Merkwürdige Situation, der Hirsch hatte definitiv eine mir unbekannte Macht auf seine Welt. Ich drehte mich um und trottete zu Marion zurück, darauf bedacht, keines der kleinen Lebewesen auf der Lichtung zu zertreten. Als sie mich sah, setzte sie vorsichtig ein kleines Eichhörnchen wieder auf den Boden, welches auf ihrem Arm geschlafen hatte. Es blubberte missmutig, als die plötzliche Körperwärme des Menschen fehlte. Alles war hier merkwürdig, in dieser Lichtung. Tiere schienen keine Scheu mehr voreinander zu haben und Fressfeinde spielten Seite an Seite zusammen. Ich sah zu dem Fuchs, der übermütig mit zwei Kaninchen durch die Gegend sprang. Keines der schwächeren Wesen schien Angst vor ihm zu haben. „Gehen wir?", fragte Marion leise und strich mir über die lange Mähne. Wie flüssiges Silber glitt sie zwischen ihren Händen hindurch, obwohl ich genau wusste, dass normale Menschen den Glanz nicht wahrnahmen. Für meine Freundin sah ich aus wie ein normaler, aufgehellter Apfelschimmel.

„Ja", erwiderte ich und warf einen letzten wehmütigen Blick auf die Lichtung. Wenn es am schönsten war, ist die Zeit gekommen, zu gehen. Im Stillen versprach ich dem Ort und Cernunnos wiederzukommen. „Wie lange ist noch Nacht?", wollte ich wissen. Sie schob das Gestrüpp der Trauerweide zur Seite und verschaffte uns somit einen Durchgang nach draußen. „Geht noch eine Weile, ich schätze, es ist kurz nach Drei", meinte sie und schob sich hinter mir aus dem Dickicht. „Gehen wir noch ein wenig laufen oder willst du schlafen?" Sie überlegte kurz, dann zuckte sie mit den Schultern. „Ich bin nicht wirklich müde, eher aufgeregt vor der ersten Show morgen... Machst du eigentlich mit?" Ich schüttelte den Kopf. „Denke nicht und wenn, dann nur als Ritter. Meine Haare sind ja noch nicht einmal blond"
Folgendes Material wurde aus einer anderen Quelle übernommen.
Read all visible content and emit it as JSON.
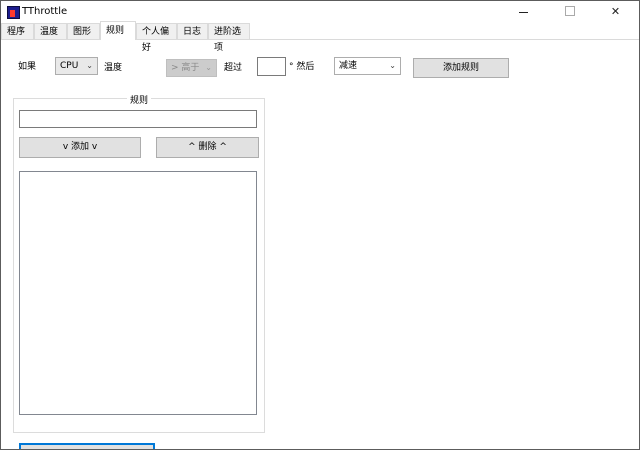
{
  "window": {
    "title": "TThrottle",
    "min_glyph": "",
    "max_glyph": "",
    "close_glyph": "✕"
  },
  "tabs": [
    {
      "label": "程序",
      "active": false
    },
    {
      "label": "温度",
      "active": false
    },
    {
      "label": "图形",
      "active": false
    },
    {
      "label": "规则",
      "active": true
    },
    {
      "label": "个人偏好",
      "active": false
    },
    {
      "label": "日志",
      "active": false
    },
    {
      "label": "进阶选项",
      "active": false
    }
  ],
  "rule_builder": {
    "if_label": "如果",
    "source_value": "CPU",
    "temperature_label": "温度",
    "comparison_value": "> 高于",
    "exceeds_label": "超过",
    "threshold_value": "",
    "then_label": "° 然后",
    "action_value": "减速",
    "add_rule_label": "添加规则"
  },
  "rules_group": {
    "title": "规则",
    "rule_text_value": "",
    "add_label": "v 添加 v",
    "delete_label": "^ 删除 ^",
    "rules_list": []
  },
  "icons": {
    "app": "tthrottle-app-icon",
    "dropdown": "chevron-down-icon"
  }
}
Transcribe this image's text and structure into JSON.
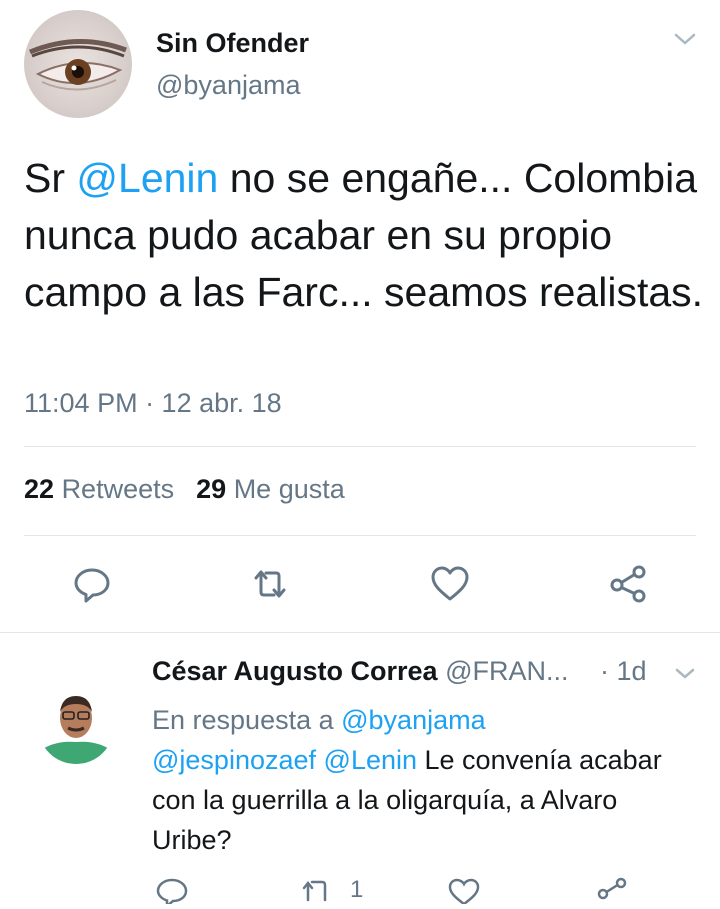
{
  "tweet": {
    "display_name": "Sin Ofender",
    "handle": "@byanjama",
    "text_before": "Sr ",
    "mention": "@Lenin",
    "text_after": " no se engañe... Colombia nunca pudo acabar en su propio campo a las Farc... seamos realistas.",
    "timestamp": "11:04 PM · 12 abr. 18",
    "retweets_count": "22",
    "retweets_label": "Retweets",
    "likes_count": "29",
    "likes_label": "Me gusta"
  },
  "reply": {
    "display_name": "César Augusto Correa",
    "handle": "@FRAN...",
    "time": "· 1d",
    "replying_label": "En respuesta a ",
    "replying_to": "@byanjama",
    "mention_1": "@jespinozaef",
    "mention_2": "@Lenin",
    "text": " Le convenía acabar con la guerrilla a la oligarquía, a Alvaro Uribe?",
    "retweet_count": "1"
  },
  "icons": {
    "reply": "reply-icon",
    "retweet": "retweet-icon",
    "like": "heart-icon",
    "share": "share-icon",
    "caret": "chevron-down-icon"
  },
  "colors": {
    "accent": "#1da1f2",
    "secondary_text": "#657786",
    "divider": "#e1e8ed"
  }
}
Marion neben mir lachte plötzlich auf. „Stimmt, weißt du, das könnten wir nachher, wenn es hell ist, eigentlich machen" Sie hielt kurz inne, wahrscheinlich stellte sie sich die Aktion vor dem inneren Auge vor. „Das wird bestimmt lustig!", freute sie sich, doch mich stimmte das Ganze eher missmutig. Meine schönen, braunen Haare. „Wird es nicht", widersprach ich. „Oh doch...", sie freute sich wie ein kleines Kind. „Ich geb dir gleich lustig.", murmelte ich drohend, als sie nicht aufhörte zu kichern. Warnend hob ich meinen Hinterhuf und stampfte damit wütend auf.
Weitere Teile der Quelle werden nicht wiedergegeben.